Daily Briefs

ABA Business Law Section releases white paper on digital assets and crypto-currencies


The American Bar Association Business Law Section today published a nearly 300-page White Paper on “Digital and Digitized Assets: Federal and State Jurisdictional Issues.” This first of its kind white paper, drafted by the section’s Derivatives and Futures Law Committee, provides a comprehensive survey of the regulation of crypto-currencies and other digital assets at both the federal and state levels.

The white paper provides:

• Background on digital and blockchain technologies;

• Analysis of the application of the Commodity Exchange Act and federal securities laws to transactions in digital assets and crypto-currencies;

• Analysis of the current positions and recent enforcement actions of the U.S. Commodity Futures Trading Commission (CFTC) and the U.S. Securities and Exchange Commission (SEC) in this area;

• Analysis of the legal processes available to the CFTC and SEC to resolve the problematic issues arising from their overlapping and potentially conflicting authority;

• Analysis of the role and positions of the Financial Crimes Enforcement Network of the Treasury Department;

• A survey of state laws regulating transactions in digital assets and crypto-currencies; and

• A survey of approaches that other countries have taken to regulating these products.

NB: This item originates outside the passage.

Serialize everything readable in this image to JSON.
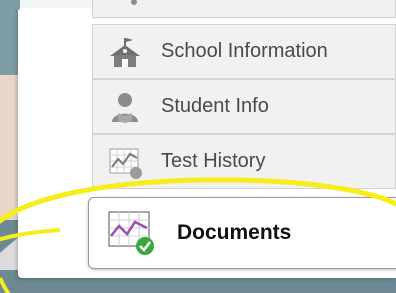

The white paper was prepared by members of the Working Group of the Innovative Digitized Products and Processes Subcommittee of the ABA’s Derivatives and Futures Law Committee with the goal of providing a resource and analytical framework for considering, among others, potential issues of jurisdictional overlap between the CFTC and SEC. It is hoped that the white paper will prove to be a valuable resource for legal practitioners and others who are active in the digital asset arena, as well as for policy makers.

 

Court reinstates assault lawsuits against lawyer Mike Morse
 

SOUTHFIELD, Mich. (AP) — The Michigan appeals court has overturned key rulings and reinstated lawsuits against a popular personal-injury lawyer who is accused of sexually assaulting two women who worked at his Detroit-area firm.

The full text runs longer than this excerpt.